60 jours de lutte à la Fnac Champs-Elysées

mardi 18 avril 2017, par admi2

Ouverte 7 jours sur 7, sur des amplitudes de travail allant de 7h à minuit, la Fnac des Champs-Élysées est devenue l’emblème des dérives du travail de nuit et dominical au sein de l’enseigne. Champs-Élysées c’est le caillou dans la chaussure d’une direction qui a été trop loin sur les sujets de santé au travail, de discriminations, de harcèlement, d’iniquité salariale, et de licenciements crapuleux. C’est aussi le caillou dans la chaussure des syndicats FNAC qui ont laissé faire et nous ont condamnés de par leur passivité, voire même pour certains de leur collaboration. 


Le ras le bol  

À force de tirer sur la corde elle a fini par lâcher. En 2014, nous avons la preuve que les autres FNAC avaient une compensation dominicale deux fois plus importante que la nôtre, alors que nous faisions 10 fois plus de dimanche qu’eux dans l’année. On se lance dans une grosse investigation sur nos fiches de paye et on se rend compte des erreurs à gogo : non-respect de la convention collective, minimums de rémunération non respectés, majorations non payées, accidents de travail et congés maternités rémunérés à 60-70% au lieu de 100 %.

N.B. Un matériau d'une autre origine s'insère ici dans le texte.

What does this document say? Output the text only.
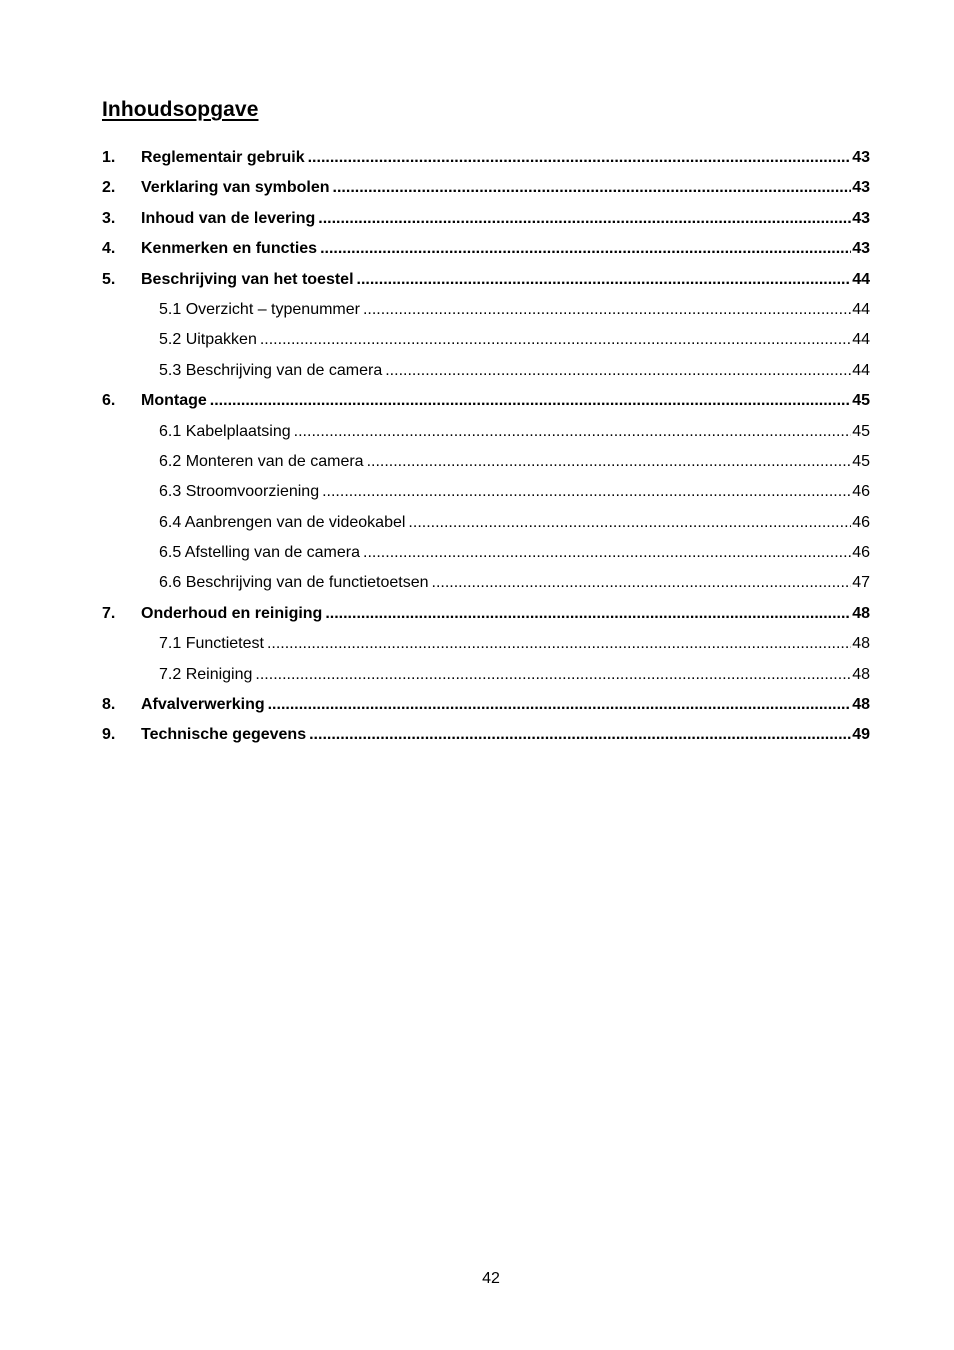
Inhoudsopgave
1.	Reglementair gebruik .....	43
2.	Verklaring van symbolen .....	43
3.	Inhoud van de levering .....	43
4.	Kenmerken en functies .....	43
5.	Beschrijving van het toestel .....	44
5.1 Overzicht – typenummer .....	44
5.2 Uitpakken .....	44
5.3 Beschrijving van de camera .....	44
6.	Montage .....	45
6.1 Kabelplaatsing .....	45
6.2 Monteren van de camera .....	45
6.3 Stroomvoorziening .....	46
6.4 Aanbrengen van de videokabel .....	46
6.5 Afstelling van de camera .....	46
6.6 Beschrijving van de functietoetsen .....	47
7.	Onderhoud en reiniging .....	48
7.1 Functietest .....	48
7.2 Reiniging .....	48
8.	Afvalverwerking .....	48
9.	Technische gegevens .....	49
42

Du coup c’est parti. On communique aux salariés et dans toutes les instances pour sensibiliser les syndiqués des autres Fnac. C’est l’abandon le plus total. Dogmatiquement, ils sont contre le travail du dimanche : si on a accepté de travailler le dimanche et la nuit, c’est notre problème. Pour nous ça ne tient pas. On sait pourquoi les salariés aujourd’hui sont contraints de faire des horaires décalés, de voir moins leur famille pour la faire vivre ; pourquoi ils se pourrissent la santé pour tenter de vivre un peu mieux pour moins longtemps. Ce n’est pas le moment de jouer à cache-cache syndicat mais bien de prendre le problème à bras le corps. On décide de mener une action prud’homale. 60% des employés nous suivent. 5 ans de fiches de paye épluchées. En 2015, de premiers débrayages instaurent un rapport de force qui nous permet d’obtenir gain de cause sur des points de non-respect du droit du travail.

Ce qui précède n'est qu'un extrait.